In a bid to reduce its debt, B.M. Khaitan Group’s flagship company, Eveready Industries concluded an agreement with Nuland Technologies, for sale of its land in Hyderabad for a consideration of Rs 100 crore.
Production in this factory at Moula Ali Industrial Development Area in Hyderabad had stopped in 2010 owing to economic unviability.
This is the second time the company has concluded an agreement to sell its land to raise money which will help reduce its debt. In December last year, it had sold its land in Chennai to Olympia Group for Rs. 100 crore.
“The proceeds from this sale will be used to reduce the debt”, Amritanshu Khaitan, managing director at Eveready Industries, said.
Asked if the company is considering sale of more idling land parcels, he said, “Sale of non-core assets is a means to bring down the company’s borrowings.
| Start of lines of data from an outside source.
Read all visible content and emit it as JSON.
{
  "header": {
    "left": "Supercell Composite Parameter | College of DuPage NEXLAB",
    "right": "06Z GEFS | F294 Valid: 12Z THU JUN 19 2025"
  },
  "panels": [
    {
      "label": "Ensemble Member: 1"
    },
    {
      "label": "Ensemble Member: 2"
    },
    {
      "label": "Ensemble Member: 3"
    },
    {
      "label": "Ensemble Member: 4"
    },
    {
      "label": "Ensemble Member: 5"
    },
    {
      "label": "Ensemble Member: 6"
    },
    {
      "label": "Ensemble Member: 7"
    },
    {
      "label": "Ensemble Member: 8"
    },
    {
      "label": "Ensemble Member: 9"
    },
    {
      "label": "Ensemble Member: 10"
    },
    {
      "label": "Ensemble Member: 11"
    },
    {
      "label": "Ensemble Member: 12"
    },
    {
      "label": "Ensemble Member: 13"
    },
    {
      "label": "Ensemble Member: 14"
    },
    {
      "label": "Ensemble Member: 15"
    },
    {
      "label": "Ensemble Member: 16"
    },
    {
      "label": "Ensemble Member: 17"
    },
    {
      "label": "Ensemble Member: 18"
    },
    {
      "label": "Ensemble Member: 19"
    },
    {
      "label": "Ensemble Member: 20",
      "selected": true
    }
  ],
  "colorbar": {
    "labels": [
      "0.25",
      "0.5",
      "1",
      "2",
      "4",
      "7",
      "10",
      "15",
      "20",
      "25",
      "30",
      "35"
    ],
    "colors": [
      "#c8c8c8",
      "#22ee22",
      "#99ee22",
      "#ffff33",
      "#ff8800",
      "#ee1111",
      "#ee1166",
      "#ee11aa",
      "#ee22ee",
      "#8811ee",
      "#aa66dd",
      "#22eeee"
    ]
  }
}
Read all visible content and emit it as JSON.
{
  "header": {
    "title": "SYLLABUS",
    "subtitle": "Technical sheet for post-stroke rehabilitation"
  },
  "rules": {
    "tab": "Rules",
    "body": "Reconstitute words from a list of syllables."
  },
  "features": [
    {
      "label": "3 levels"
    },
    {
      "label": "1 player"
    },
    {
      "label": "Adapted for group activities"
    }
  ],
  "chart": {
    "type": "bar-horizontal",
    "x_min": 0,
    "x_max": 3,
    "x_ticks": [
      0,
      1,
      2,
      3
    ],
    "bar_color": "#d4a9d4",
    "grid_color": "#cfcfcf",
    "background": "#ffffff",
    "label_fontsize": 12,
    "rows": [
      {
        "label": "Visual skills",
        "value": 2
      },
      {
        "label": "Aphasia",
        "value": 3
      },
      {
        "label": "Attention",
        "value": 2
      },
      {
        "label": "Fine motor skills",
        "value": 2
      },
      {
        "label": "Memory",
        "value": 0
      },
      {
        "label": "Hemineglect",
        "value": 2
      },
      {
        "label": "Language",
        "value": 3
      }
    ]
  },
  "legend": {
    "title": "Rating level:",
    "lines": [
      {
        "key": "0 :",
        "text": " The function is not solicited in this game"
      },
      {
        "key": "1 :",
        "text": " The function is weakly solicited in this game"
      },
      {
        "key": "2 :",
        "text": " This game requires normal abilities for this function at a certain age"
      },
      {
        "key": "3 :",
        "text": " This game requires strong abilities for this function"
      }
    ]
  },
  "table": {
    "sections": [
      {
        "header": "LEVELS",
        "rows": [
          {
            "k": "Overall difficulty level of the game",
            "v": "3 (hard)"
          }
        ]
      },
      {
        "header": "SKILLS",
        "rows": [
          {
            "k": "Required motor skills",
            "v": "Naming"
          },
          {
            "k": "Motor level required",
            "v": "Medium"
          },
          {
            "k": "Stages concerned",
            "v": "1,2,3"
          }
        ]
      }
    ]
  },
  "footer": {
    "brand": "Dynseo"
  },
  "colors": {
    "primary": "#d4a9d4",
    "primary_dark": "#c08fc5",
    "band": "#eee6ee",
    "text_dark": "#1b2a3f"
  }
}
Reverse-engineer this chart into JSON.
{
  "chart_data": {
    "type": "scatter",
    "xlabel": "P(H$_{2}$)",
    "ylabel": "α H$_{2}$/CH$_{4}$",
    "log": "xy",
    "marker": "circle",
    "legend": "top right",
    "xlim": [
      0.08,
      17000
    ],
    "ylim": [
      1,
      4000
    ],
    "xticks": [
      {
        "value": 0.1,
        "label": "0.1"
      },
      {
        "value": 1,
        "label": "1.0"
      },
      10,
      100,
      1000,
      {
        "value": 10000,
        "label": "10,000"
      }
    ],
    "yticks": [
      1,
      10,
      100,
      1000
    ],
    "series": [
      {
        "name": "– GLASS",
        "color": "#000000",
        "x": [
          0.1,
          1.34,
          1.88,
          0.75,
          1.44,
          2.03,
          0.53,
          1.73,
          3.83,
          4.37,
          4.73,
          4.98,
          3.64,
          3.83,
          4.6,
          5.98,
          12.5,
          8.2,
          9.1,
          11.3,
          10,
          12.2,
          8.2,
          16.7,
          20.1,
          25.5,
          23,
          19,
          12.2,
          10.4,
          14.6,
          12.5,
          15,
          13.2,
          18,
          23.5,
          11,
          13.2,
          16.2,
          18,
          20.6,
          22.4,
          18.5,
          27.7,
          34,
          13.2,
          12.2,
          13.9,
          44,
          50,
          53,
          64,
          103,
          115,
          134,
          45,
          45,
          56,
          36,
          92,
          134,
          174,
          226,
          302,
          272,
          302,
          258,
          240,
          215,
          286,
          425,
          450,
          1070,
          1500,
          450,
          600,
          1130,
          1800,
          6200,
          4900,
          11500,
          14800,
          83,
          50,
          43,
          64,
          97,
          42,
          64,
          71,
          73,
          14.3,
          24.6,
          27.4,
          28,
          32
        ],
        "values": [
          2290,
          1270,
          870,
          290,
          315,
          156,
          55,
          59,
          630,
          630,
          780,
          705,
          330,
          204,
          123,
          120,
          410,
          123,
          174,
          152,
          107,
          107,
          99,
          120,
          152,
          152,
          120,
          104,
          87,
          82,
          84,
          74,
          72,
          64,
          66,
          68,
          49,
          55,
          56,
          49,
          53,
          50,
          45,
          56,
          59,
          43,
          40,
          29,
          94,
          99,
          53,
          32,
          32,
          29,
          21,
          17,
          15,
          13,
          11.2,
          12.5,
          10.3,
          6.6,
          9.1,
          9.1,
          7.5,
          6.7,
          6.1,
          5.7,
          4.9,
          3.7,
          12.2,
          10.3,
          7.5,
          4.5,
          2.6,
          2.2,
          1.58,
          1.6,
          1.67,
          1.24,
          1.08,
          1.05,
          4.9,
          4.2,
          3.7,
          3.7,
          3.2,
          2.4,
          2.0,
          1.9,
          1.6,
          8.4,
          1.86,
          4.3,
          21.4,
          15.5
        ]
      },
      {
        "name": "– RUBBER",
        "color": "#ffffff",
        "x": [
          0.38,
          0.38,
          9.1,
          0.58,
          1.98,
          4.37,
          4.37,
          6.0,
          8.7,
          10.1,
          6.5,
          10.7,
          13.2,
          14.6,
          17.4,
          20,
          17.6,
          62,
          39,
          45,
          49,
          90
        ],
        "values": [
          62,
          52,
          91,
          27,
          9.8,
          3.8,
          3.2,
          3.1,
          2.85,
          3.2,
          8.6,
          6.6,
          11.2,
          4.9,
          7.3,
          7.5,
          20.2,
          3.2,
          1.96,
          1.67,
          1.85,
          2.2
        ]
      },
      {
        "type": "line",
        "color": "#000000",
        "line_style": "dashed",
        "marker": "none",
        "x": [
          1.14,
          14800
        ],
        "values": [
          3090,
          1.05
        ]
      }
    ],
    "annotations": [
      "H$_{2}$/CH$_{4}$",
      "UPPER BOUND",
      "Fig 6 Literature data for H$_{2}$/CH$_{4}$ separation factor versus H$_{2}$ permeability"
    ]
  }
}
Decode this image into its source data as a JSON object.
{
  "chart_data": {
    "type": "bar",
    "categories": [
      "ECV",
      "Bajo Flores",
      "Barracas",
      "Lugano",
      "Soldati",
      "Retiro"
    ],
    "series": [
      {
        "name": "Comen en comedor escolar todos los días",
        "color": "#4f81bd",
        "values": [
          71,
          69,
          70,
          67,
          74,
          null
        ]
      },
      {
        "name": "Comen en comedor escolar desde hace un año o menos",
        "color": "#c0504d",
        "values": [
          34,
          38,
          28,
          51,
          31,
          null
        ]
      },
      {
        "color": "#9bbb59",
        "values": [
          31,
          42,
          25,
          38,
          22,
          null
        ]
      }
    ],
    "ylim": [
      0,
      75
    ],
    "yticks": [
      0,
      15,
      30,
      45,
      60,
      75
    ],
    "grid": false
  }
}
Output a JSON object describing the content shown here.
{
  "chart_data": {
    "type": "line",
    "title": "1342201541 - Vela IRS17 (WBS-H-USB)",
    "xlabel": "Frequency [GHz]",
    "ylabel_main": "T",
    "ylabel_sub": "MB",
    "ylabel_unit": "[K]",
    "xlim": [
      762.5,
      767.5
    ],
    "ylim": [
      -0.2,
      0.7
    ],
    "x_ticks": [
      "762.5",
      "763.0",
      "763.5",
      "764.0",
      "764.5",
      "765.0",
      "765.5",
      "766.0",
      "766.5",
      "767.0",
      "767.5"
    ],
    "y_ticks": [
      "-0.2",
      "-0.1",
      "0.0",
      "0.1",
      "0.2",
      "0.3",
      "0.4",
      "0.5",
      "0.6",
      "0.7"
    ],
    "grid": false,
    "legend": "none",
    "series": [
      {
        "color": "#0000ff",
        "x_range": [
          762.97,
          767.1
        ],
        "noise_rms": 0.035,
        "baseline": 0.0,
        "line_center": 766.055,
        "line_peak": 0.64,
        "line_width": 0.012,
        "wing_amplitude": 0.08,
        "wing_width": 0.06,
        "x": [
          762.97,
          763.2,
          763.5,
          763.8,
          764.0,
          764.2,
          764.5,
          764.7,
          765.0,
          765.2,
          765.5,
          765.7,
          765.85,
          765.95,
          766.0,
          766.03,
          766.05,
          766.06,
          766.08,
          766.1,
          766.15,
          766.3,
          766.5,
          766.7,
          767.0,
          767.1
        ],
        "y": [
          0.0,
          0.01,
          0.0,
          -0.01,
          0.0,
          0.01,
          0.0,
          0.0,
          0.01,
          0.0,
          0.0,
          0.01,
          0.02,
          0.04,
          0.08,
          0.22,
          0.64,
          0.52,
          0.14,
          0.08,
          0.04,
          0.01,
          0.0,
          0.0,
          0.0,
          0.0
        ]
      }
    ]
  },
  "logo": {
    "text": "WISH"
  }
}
However, there is currently no consideration for sale of other land or assets”.
According to India Ratings, a Fitch Group credit ratings enterprise, Eveready repaid around Rs. 50 crore of debt in the first quarter of 2018-19, pat of which was funded through the installment received from the Chennai land sale.
The credit ratings firm said that term-loans of Eveready would be around Rs 301 crore while fund-based limit would be Rs. 160 and non-fund based limit would be Rs. 120 crore.
In July thus year, Eveready had sold off its loss-making packet tea business to Madhu Jayanti International to reduce burden on working capital. Although this business, in the last fiscal year stood at Rs 68.30 crore, but it had an EBlDTA loss of Rs 11.3 crore. Eveready felt it was not able to pump in money to promote the tea brands and saw the business as uneconomical.
“The company also finalised the sale of its packet tea business for Rs 6 crore. Although this will support the company’s overall profitability as the tea segment generated EBITDA loss, it is unlikely to substantially improve its liquidity or debt metrics”, India Ratings said.
Earlier this year, Price Waterhouse & Co Chartered Accountants LLP quit as the company’s auditor, stating that it has been unable to obtain sufficient audit evidence of inter-company deposits and its recovery. In its place, Singhi & Co Chartered Accountants was appointed.
Sources said the difference of opinion between Price Waterhouse & Co and Eveready was on the recoverability of inter-corporate deposits given to group companies and corporate guarantees given on behalf of group entities. These amount to Rs 512.26 crore.